La motivation des décisions Parcoursup : un régime dérogatoire précis

Le cadre juridique applicable mérite d’être rappelé, car il est souvent mal compris. L’article L. 612-3 du code de l’éducation prévoit un régime particulier de motivation pour les décisions prises dans le cadre de la procédure nationale de préinscription. Afin de protéger le secret des délibérations des équipes pédagogiques, la loi réputé satisfaites les obligations de motivation de droit commun dès lors que les candidats sont informés de la possibilité d’obtenir, sur demande, les critères et modalités d’examen de leur candidature ainsi que les motifs pédagogiques justifiant la décision. L’article D. 612-1-14 du même code précise que ces informations doivent être communiquées aux candidats qui en font la demande dans le délai d’un mois suivant la notification du refus.

Ce dispositif opère donc un glissement : l’obligation de motivation n’est pas supprimée, elle est différée et conditionnée à une demande du candidat. Si ce dernier formule cette demande dans le délai imparti, l’université doit répondre. Si elle ne le fait pas, la décision initiale de rejet devient insuffisamment motivée et donc illégale.

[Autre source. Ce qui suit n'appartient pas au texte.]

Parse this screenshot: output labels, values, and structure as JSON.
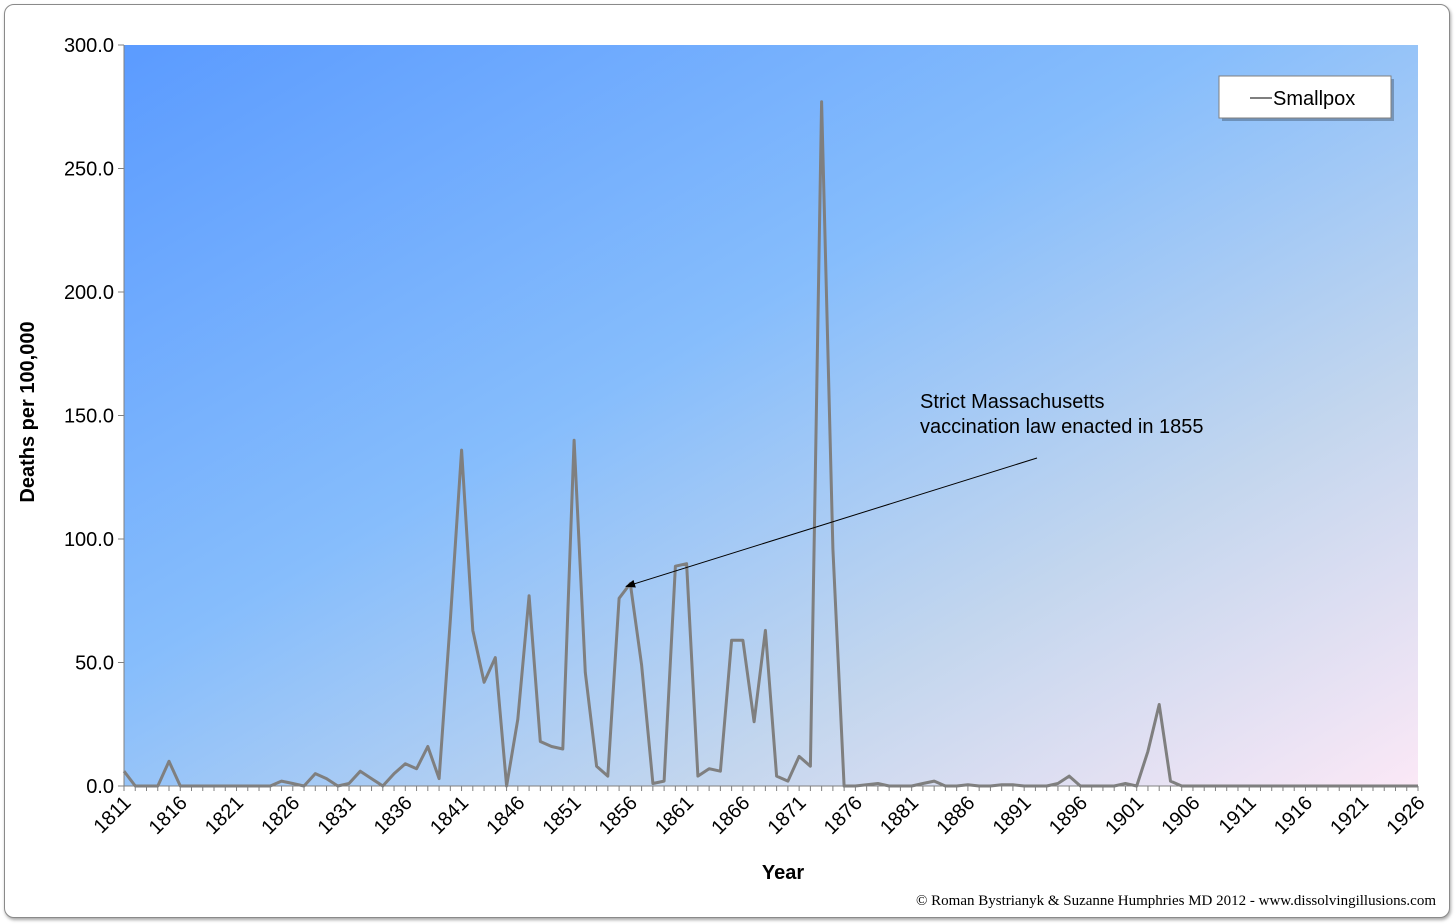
{
  "chart_data": {
    "type": "line",
    "title": "",
    "xlabel": "Year",
    "ylabel": "Deaths per 100,000",
    "ylim": [
      0,
      300
    ],
    "ytick_values": [
      0,
      50,
      100,
      150,
      200,
      250,
      300
    ],
    "ytick_labels": [
      "0.0",
      "50.0",
      "100.0",
      "150.0",
      "200.0",
      "250.0",
      "300.0"
    ],
    "xtick_labels": [
      "1811",
      "1816",
      "1821",
      "1826",
      "1831",
      "1836",
      "1841",
      "1846",
      "1851",
      "1856",
      "1861",
      "1866",
      "1871",
      "1876",
      "1881",
      "1886",
      "1891",
      "1896",
      "1901",
      "1906",
      "1911",
      "1916",
      "1921",
      "1926"
    ],
    "x_start": 1811,
    "x_end": 1926,
    "series": [
      {
        "name": "Smallpox",
        "color": "#7f7f7f",
        "x": [
          1811,
          1812,
          1813,
          1814,
          1815,
          1816,
          1817,
          1818,
          1819,
          1820,
          1821,
          1822,
          1823,
          1824,
          1825,
          1826,
          1827,
          1828,
          1829,
          1830,
          1831,
          1832,
          1833,
          1834,
          1835,
          1836,
          1837,
          1838,
          1839,
          1840,
          1841,
          1842,
          1843,
          1844,
          1845,
          1846,
          1847,
          1848,
          1849,
          1850,
          1851,
          1852,
          1853,
          1854,
          1855,
          1856,
          1857,
          1858,
          1859,
          1860,
          1861,
          1862,
          1863,
          1864,
          1865,
          1866,
          1867,
          1868,
          1869,
          1870,
          1871,
          1872,
          1873,
          1874,
          1875,
          1876,
          1877,
          1878,
          1879,
          1880,
          1881,
          1882,
          1883,
          1884,
          1885,
          1886,
          1887,
          1888,
          1889,
          1890,
          1891,
          1892,
          1893,
          1894,
          1895,
          1896,
          1897,
          1898,
          1899,
          1900,
          1901,
          1902,
          1903,
          1904,
          1905,
          1906,
          1907,
          1908,
          1909,
          1910,
          1911,
          1912,
          1913,
          1914,
          1915,
          1916,
          1917,
          1918,
          1919,
          1920,
          1921,
          1922,
          1923,
          1924,
          1925,
          1926
        ],
        "values": [
          6.0,
          0.0,
          0.0,
          0.0,
          10.0,
          0.0,
          0.0,
          0.0,
          0.0,
          0.0,
          0.0,
          0.0,
          0.0,
          0.0,
          2.0,
          1.0,
          0.0,
          5.0,
          3.0,
          0.0,
          1.0,
          6.0,
          3.0,
          0.0,
          5.0,
          9.0,
          7.0,
          16.0,
          3.0,
          67.0,
          136.0,
          63.0,
          42.0,
          52.0,
          0.0,
          27.0,
          77.0,
          18.0,
          16.0,
          15.0,
          140.0,
          46.0,
          8.0,
          4.0,
          76.0,
          82.0,
          49.0,
          1.0,
          2.0,
          89.0,
          90.0,
          4.0,
          7.0,
          6.0,
          59.0,
          59.0,
          26.0,
          63.0,
          4.0,
          2.0,
          12.0,
          8.0,
          277.0,
          96.0,
          0.0,
          0.0,
          0.5,
          1.0,
          0.0,
          0.0,
          0.0,
          1.0,
          2.0,
          0.0,
          0.0,
          0.5,
          0.0,
          0.0,
          0.5,
          0.5,
          0.0,
          0.0,
          0.0,
          1.0,
          4.0,
          0.0,
          0.0,
          0.0,
          0.0,
          1.0,
          0.0,
          14.0,
          33.0,
          2.0,
          0.0,
          0.0,
          0.0,
          0.0,
          0.0,
          0.0,
          0.0,
          0.0,
          0.0,
          0.0,
          0.0,
          0.0,
          0.0,
          0.0,
          0.0,
          0.0,
          0.0,
          0.0,
          0.0,
          0.0,
          0.0,
          0.0
        ]
      }
    ],
    "legend": {
      "entries": [
        "Smallpox"
      ],
      "placement": "top-right"
    },
    "annotations": [
      {
        "lines": [
          "Strict Massachusetts",
          "vaccination law enacted in 1855"
        ],
        "points_to_year": 1855,
        "points_to_value": 80
      }
    ],
    "grid": false,
    "plot_background": "gradient: #5b9bff (top-left) to #fbe9f7 (bottom-right)"
  },
  "credit": "© Roman Bystrianyk & Suzanne Humphries MD 2012 - www.dissolvingillusions.com",
  "colors": {
    "line": "#7f7f7f",
    "gradient_start": "#5b9bff",
    "gradient_mid": "#86bdfc",
    "gradient_end": "#fbe8f6"
  }
}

Une demande d’explication assimilée à une demande de communication des motifs

Le tribunal procède à une appréciation souple et favorable à la requérante sur la qualification de sa demande. Mme A. n’avait pas employé les termes techniques de l’article D. 612-1-14. Elle avait simplement demandé des explications sur les critères utilisés pour comprendre son classement. Le tribunal juge néanmoins que cette demande, présentée dès le 14 septembre 2023 et réitérée dans le recours gracieux du 19 septembre, doit être regardée comme une demande de communication des informations prévues par les textes, formée dans le délai d’un mois requis.

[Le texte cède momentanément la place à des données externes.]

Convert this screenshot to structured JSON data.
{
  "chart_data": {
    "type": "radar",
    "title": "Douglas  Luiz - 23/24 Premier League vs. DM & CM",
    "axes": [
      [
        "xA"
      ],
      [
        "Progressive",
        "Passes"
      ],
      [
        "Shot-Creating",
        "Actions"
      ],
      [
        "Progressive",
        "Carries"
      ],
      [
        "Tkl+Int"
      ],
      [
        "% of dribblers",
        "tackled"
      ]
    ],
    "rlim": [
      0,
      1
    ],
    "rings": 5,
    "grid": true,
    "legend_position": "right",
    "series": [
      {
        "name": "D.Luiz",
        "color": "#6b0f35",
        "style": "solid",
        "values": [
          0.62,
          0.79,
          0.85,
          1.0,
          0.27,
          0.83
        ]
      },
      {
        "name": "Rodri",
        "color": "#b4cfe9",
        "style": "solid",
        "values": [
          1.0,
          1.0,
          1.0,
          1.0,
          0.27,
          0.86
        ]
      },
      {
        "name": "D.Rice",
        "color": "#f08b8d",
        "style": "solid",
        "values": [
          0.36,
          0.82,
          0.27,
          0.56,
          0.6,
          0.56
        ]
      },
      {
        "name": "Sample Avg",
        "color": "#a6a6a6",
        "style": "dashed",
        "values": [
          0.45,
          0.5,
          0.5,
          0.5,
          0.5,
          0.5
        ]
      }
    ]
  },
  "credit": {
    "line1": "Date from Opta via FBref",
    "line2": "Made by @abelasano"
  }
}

Dès lors, l’université aurait dû répondre. Ne l’ayant pas fait, la décision de rejet est entachée d’insuffisance de motivation et doit être annulée. La décision implicite de rejet du recours gracieux l’est par voie de conséquence. Ce raisonnement est pédagogiquement utile pour les praticiens : une demande d’explication formulée en termes profanes, mais dans le délai légal, suffit à faire naître l’obligation de communiquer les motifs pédagogiques. Les universités ne peuvent donc se retrancher derrière une formulation imprécise pour s’abstraire de cette obligation.

L’indemnisation refusée : la causalité fait défaut

C’est sur le terrain indemnitaire que le jugement apporte son enseignement le plus délicat. La requérante réclamait 8 000 euros en réparation d’une dégradation de son état de santé qu’elle imputait au comportement de l’université. Le tribunal rappelle d’abord un principe bien établi : toute décision illégale est en principe fautive, mais l’illégalité ne crée pas automatiquement un droit à indemnisation. Encore faut-il établir un lien de causalité direct entre la faute et le préjudice.

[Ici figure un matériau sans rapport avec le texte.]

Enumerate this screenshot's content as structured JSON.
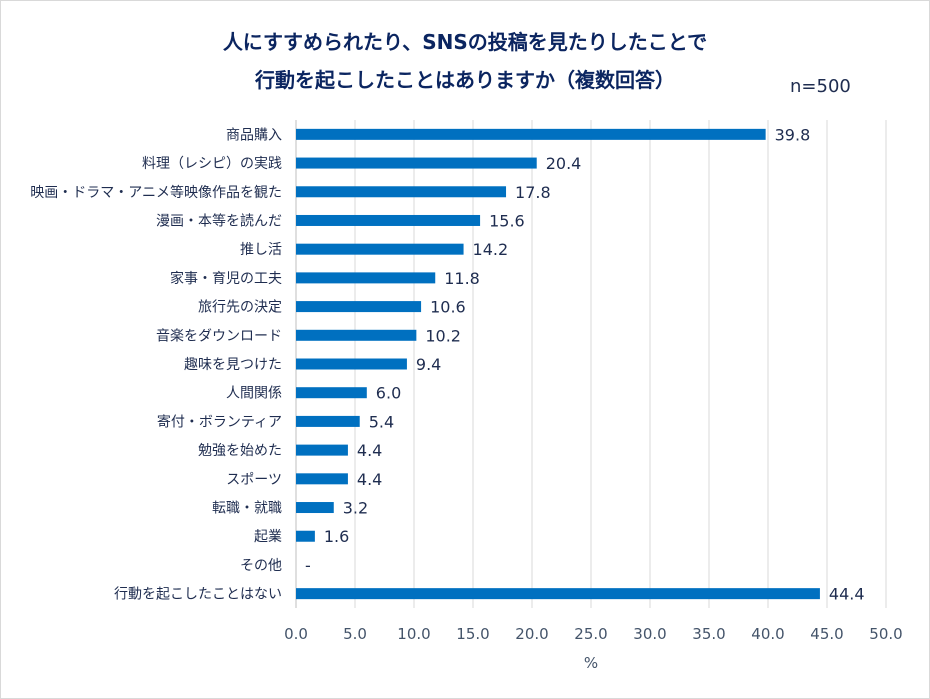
{
  "chart_data": {
    "type": "bar",
    "orientation": "horizontal",
    "title": [
      "人にすすめられたり、SNSの投稿を見たりしたことで",
      "行動を起こしたことはありますか（複数回答）"
    ],
    "note": "n=500",
    "xlabel": "%",
    "ylabel": "",
    "xlim": [
      0,
      50
    ],
    "xticks": [
      "0.0",
      "5.0",
      "10.0",
      "15.0",
      "20.0",
      "25.0",
      "30.0",
      "35.0",
      "40.0",
      "45.0",
      "50.0"
    ],
    "grid": "vertical",
    "categories": [
      "商品購入",
      "料理（レシピ）の実践",
      "映画・ドラマ・アニメ等映像作品を観た",
      "漫画・本等を読んだ",
      "推し活",
      "家事・育児の工夫",
      "旅行先の決定",
      "音楽をダウンロード",
      "趣味を見つけた",
      "人間関係",
      "寄付・ボランティア",
      "勉強を始めた",
      "スポーツ",
      "転職・就職",
      "起業",
      "その他",
      "行動を起こしたことはない"
    ],
    "values": [
      39.8,
      20.4,
      17.8,
      15.6,
      14.2,
      11.8,
      10.6,
      10.2,
      9.4,
      6.0,
      5.4,
      4.4,
      4.4,
      3.2,
      1.6,
      null,
      44.4
    ],
    "value_labels": [
      "39.8",
      "20.4",
      "17.8",
      "15.6",
      "14.2",
      "11.8",
      "10.6",
      "10.2",
      "9.4",
      "6.0",
      "5.4",
      "4.4",
      "4.4",
      "3.2",
      "1.6",
      "-",
      "44.4"
    ],
    "bar_color": "#0070c0"
  }
}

Or, le tribunal relève deux obstacles insurmontables. D’une part, il constate que la décision de rejet n’était pas entachée d’erreur manifeste d’appréciation : autrement dit, la même décision aurait pu légalement être prise si la procédure avait été régulière. Le vice de forme n’a donc pas causé le refus en lui-même. D’autre part, et surtout, les troubles de santé invoqués par Mme A. préexistaient à la décision du 14 septembre 2023 et résultaient d’une longue série d’échecs et de refus d’admission accumulés depuis 2018, dont il n’était ni soutenu ni établi qu’ils étaient illégaux. Le préjudice allégué n’est donc pas la conséquence directe de l’illégalité formelle commise.

Une injonction de réexamen, pas de réintégration automatique

Enfin, le tribunal précise les limites de son pouvoir d’injonction. L’annulation de la décision de rejet n’implique pas l’inscription automatique de la requérante en licence pour l’année 2025-2026, mais seulement le réexamen de sa candidature dans un délai de trois mois. La nuance est importante : le juge administratif ne se substitue pas à l’université dans l’appréciation des mérites comparés des candidats. Il lui enjoint seulement de reprendre la procédure dans le respect des formes requises.